Tanpa diketahui Via, laki-laki di sampingnya menerbitkan senyum smirk. Dia sudah merencanakan ini, menculik Via dan memiliki wanita itu untuk dirinya sendiri. Sekali lagi, secara paksa atau suka rela. Wanita itu harus menjadi miliknya.
***
Via merasa ada yang janggal saat ini, laki-laki itu sama sekali tidak menempuh jalan menuju pondok pesantren. Dia tau betul, jalan ini menuju jalan tol ke Jakarta. Gadis itu berubah resah, hatinya mendadak berfirasat tak enak. Pasti ada sesuatu yang akan direncanakan laki-laki itu.
"Ini salah jalan, Mas." Via terdengar panik, matanya melebar melihat keluar melalui kaca mobil. Bahkan mereka sudah masuk ke jalan tol.
"Jalan ini benar,"
"Apa maksud, Mas?" Via merasakan jantungnya berdentum ketakutan. Dia mulai mencari cara untuk kabur. Tapi demi tuhan, semua pintu terkunci dan wajah laki-laki itu tampak menegang misterius.

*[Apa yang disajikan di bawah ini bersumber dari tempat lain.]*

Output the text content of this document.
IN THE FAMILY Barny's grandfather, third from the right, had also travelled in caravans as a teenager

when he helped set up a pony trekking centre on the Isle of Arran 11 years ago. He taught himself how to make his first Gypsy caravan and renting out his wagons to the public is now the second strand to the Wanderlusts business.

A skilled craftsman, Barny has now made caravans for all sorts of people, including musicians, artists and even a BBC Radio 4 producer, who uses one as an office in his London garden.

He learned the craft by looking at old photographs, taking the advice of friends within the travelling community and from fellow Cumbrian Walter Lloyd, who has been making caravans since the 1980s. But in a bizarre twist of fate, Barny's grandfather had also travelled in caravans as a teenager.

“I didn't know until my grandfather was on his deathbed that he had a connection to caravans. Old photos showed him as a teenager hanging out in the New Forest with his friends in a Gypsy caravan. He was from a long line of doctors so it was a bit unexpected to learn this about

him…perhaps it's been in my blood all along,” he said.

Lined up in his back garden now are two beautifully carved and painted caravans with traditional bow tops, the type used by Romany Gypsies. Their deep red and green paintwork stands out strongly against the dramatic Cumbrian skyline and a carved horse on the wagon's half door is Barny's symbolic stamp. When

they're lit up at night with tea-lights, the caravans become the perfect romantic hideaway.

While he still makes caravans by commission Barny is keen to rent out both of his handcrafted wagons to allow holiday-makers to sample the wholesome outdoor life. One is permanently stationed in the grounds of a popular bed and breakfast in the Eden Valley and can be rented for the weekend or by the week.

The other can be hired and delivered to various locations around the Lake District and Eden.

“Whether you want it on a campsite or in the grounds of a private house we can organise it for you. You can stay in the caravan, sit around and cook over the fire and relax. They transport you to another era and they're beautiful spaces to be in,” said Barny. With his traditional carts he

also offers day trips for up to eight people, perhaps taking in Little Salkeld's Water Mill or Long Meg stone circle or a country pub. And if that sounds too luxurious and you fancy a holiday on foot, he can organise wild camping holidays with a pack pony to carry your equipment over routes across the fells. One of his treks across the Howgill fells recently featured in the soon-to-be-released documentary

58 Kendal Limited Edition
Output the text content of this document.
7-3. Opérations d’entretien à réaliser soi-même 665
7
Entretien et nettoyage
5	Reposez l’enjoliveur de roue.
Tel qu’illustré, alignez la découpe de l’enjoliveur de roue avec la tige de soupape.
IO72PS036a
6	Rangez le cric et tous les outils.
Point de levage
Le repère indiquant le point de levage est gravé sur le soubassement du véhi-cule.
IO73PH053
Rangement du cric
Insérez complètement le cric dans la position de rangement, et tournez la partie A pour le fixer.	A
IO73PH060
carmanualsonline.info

"Sudah kubilang kita akan menikah."
" Berhenti, berhenti sekarang juga!" Via menjerit sambil mendorong pintu mobil yang tak bisa dibukanya.
"Kita akan menikah."
"Anda gila, hentikan mobil ini. Saya akan berteriak." Via sangat panik. Kenapa dia mempercayai orang gila di sampingnya. Padahal dia tau laki-laki ini adalah teror yang berbahaya.

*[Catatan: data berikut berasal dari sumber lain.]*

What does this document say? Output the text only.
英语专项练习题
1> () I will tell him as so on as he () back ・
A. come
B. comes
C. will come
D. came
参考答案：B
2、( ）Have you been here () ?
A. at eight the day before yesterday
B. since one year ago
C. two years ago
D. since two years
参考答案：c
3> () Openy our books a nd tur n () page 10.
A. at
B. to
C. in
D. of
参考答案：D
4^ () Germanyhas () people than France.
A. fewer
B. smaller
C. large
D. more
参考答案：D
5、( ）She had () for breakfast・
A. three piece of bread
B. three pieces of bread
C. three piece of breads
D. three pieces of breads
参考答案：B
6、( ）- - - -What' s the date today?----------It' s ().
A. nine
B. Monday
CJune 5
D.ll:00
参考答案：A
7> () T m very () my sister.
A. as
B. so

"Takkan ada yang mendengarmu, calon istriku." Senyum menang terbit di wajah Raihan. Dia tak peduli dengan Via yang mencoba membuka pintu mobil.

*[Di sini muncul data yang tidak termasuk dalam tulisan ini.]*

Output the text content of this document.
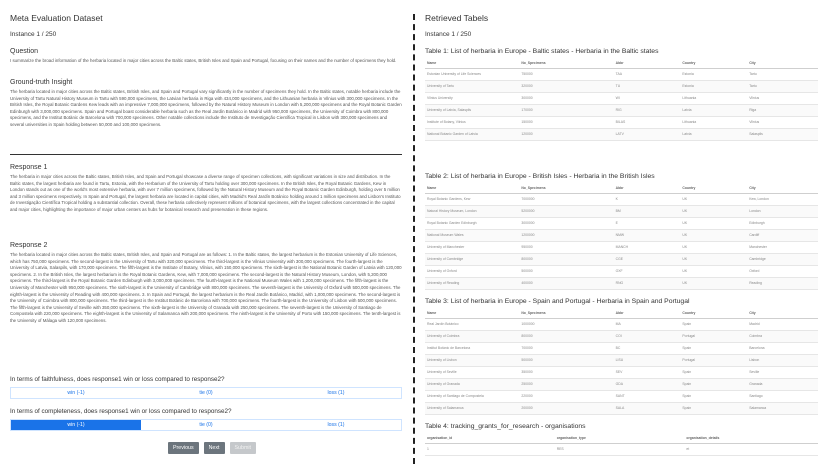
Meta Evaluation Dataset
Instance 1 / 250
Question
I summarize the broad information of the herbaria located in major cities across the Baltic states, British Isles and Spain and Portugal, focusing on their names and the number of specimens they hold.
Ground-truth Insight
The herbaria located in major cities across the Baltic states, British Isles, and Spain and Portugal vary significantly in the number of specimens they hold. In the Baltic states, notable herbaria include the University of Tartu Natural History Museum in Tartu with 590,000 specimens, the Latvian herbaria in Riga with 434,000 specimens, and the Lithuanian herbaria in Vilnius with 300,000 specimens. In the British Isles, the Royal Botanic Gardens Kew leads with an impressive 7,000,000 specimens, followed by the Natural History Museum in London with 5,200,000 specimens and the Royal Botanic Garden Edinburgh with 3,000,000 specimens. Spain and Portugal boast considerable herbaria such as the Real Jardín Botánico in Madrid with 950,000 specimens, the University of Coimbra with 800,000 specimens, and the Institut Botànic de Barcelona with 700,000 specimens. Other notable collections include the Instituto de Investigação Científica Tropical in Lisbon with 300,000 specimens and several universities in Spain holding between 50,000 and 100,000 specimens.
Response 1
The herbaria in major cities across the Baltic states, British Isles, and Spain and Portugal showcase a diverse range of specimen collections, with significant variations in size and distribution. In the Baltic states, the largest herbaria are found in Tartu, Estonia, with the Herbarium of the University of Tartu holding over 300,000 specimens. In the British Isles, the Royal Botanic Gardens, Kew in London stands out as one of the world's most extensive herbaria, with over 7 million specimens, followed by the Natural History Museum and the Royal Botanic Garden Edinburgh, holding over 5 million and 3 million specimens respectively. In Spain and Portugal, the largest herbaria are located in capital cities, with Madrid's Real Jardín Botánico holding around 1 million specimens and Lisbon's Instituto de Investigação Científica Tropical holding a substantial collection. Overall, these herbaria collectively represent millions of botanical specimens, with the largest collections concentrated in the capital and major cities, highlighting the importance of major urban centers as hubs for botanical research and preservation in these regions.
Response 2
The herbaria located in major cities across the Baltic states, British Isles, and Spain and Portugal are as follows: 1. In the Baltic states, the largest herbarium is the Estonian University of Life Sciences, which has 750,000 specimens. The second-largest is the University of Tartu with 320,000 specimens. The third-largest is the Vilnius University with 300,000 specimens. The fourth-largest is the University of Latvia, Salaspils, with 170,000 specimens. The fifth-largest is the Institute of Botany, Vilnius, with 150,000 specimens. The sixth-largest is the National Botanic Garden of Latvia with 120,000 specimens. 2. In the British Isles, the largest herbarium is the Royal Botanic Gardens, Kew, with 7,000,000 specimens. The second-largest is the Natural History Museum, London, with 5,200,000 specimens. The third-largest is the Royal Botanic Garden Edinburgh with 3,000,000 specimens. The fourth-largest is the National Museum Wales with 1,200,000 specimens. The fifth-largest is the University of Manchester with 950,000 specimens. The sixth-largest is the University of Cambridge with 800,000 specimens. The seventh-largest is the University of Oxford with 500,000 specimens. The eighth-largest is the University of Reading with 400,000 specimens. 3. In Spain and Portugal, the largest herbarium is the Real Jardín Botánico, Madrid, with 1,000,000 specimens. The second-largest is the University of Coimbra with 800,000 specimens. The third-largest is the Institut Botànic de Barcelona with 700,000 specimens. The fourth-largest is the University of Lisbon with 500,000 specimens. The fifth-largest is the University of Seville with 350,000 specimens. The sixth-largest is the University of Granada with 250,000 specimens. The seventh-largest is the University of Santiago de Compostela with 220,000 specimens. The eighth-largest is the University of Salamanca with 200,000 specimens. The ninth-largest is the University of Porto with 150,000 specimens. The tenth-largest is the University of Málaga with 120,000 specimens.
In terms of faithfulness, does response1 win or loss compared to response2?
win (-1)	tie (0)	loss (1)
In terms of completeness, does response1 win or loss compared to response2?
win (-1)	tie (0)	loss (1)
Previous	Next	Submit
Retrieved Tabels
Instance 1 / 250
Table 1: List of herbaria in Europe - Baltic states - Herbaria in the Baltic states
Name	No_Specimens	Abbr	Country	City
Estonian University of Life Sciences	750000	TAA	Estonia	Tartu
University of Tartu	320000	TU	Estonia	Tartu
Vilnius University	300000	WI	Lithuania	Vilnius
University of Latvia, Salaspils	170000	RIG	Latvia	Riga
Institute of Botany, Vilnius	150000	BILAS	Lithuania	Vilnius
National Botanic Garden of Latvia	120000	LATV	Latvia	Salaspils
Table 2: List of herbaria in Europe - British Isles - Herbaria in the British Isles
Name	No_Specimens	Abbr	Country	City
Royal Botanic Gardens, Kew	7000000	K	UK	Kew, London
Natural History Museum, London	5200000	BM	UK	London
Royal Botanic Garden Edinburgh	3000000	E	UK	Edinburgh
National Museum Wales	1200000	NMW	UK	Cardiff
University of Manchester	950000	MANCH	UK	Manchester
University of Cambridge	800000	CGE	UK	Cambridge
University of Oxford	500000	OXF	UK	Oxford
University of Reading	400000	RNG	UK	Reading
Table 3: List of herbaria in Europe - Spain and Portugal - Herbaria in Spain and Portugal
Name	No_Specimens	Abbr	Country	City
Real Jardín Botánico	1000000	MA	Spain	Madrid
University of Coimbra	800000	COI	Portugal	Coimbra
Institut Botànic de Barcelona	700000	BC	Spain	Barcelona
University of Lisbon	500000	LISU	Portugal	Lisbon
University of Seville	350000	SEV	Spain	Seville
University of Granada	250000	GDA	Spain	Granada
University of Santiago de Compostela	220000	SANT	Spain	Santiago
University of Salamanca	200000	SALA	Spain	Salamanca
Table 4: tracking_grants_for_research - organisations
organisation_id	organisation_type	organisation_details
1	RES	et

"Berhenti, Mas! " Via menghiba dengan air mata bercucuran, Raihan sengaja tak melihat ke arah gadis itu, dia takkan bertahan dengan air mata Via. Dia sudah memperhitungkan semua ini, jika dia luluh, maka misi takkan berhasil.
"Istirahatlah! Kau pasti lelah."
Via mengamuk, sambil menangis dia memukuli Raihan secara brutal dengan tas kecilnya.
"Hentikan mobil ini! Hentikan mobil ini...hiks." Via menangis putus asa, dia terus memukuli kepala Raihan.
Awalnya Raihan mencoba tak peduli, tapi perbuatan Via mengganggu konsentrasinya. Raihan membanting setirnya dan menepi secara mendadak.
Dia menangkap tangan Via sehingga gadis itu berhenti memukulinya.
"Diam!" bentak Raihan. Via menangis histeris. Dengan sisa tenaganya dia berusaha bernegosiasi dengan Raihan.
"Apa salah saya, Mas? Kenapa Mas memperlakukan saya begini? Saya tidak memiliki utang dengan Mas."
"Aku sudah tegaskan, kita akan menikah. Tapi kau tak juga mengerti, apa salahnya kau tinggal mengangguk sehingga semua menjadi mudah. Tapi kau tetap dengan kekerasan kepalaanmu menolak cintaku," desis Raihan.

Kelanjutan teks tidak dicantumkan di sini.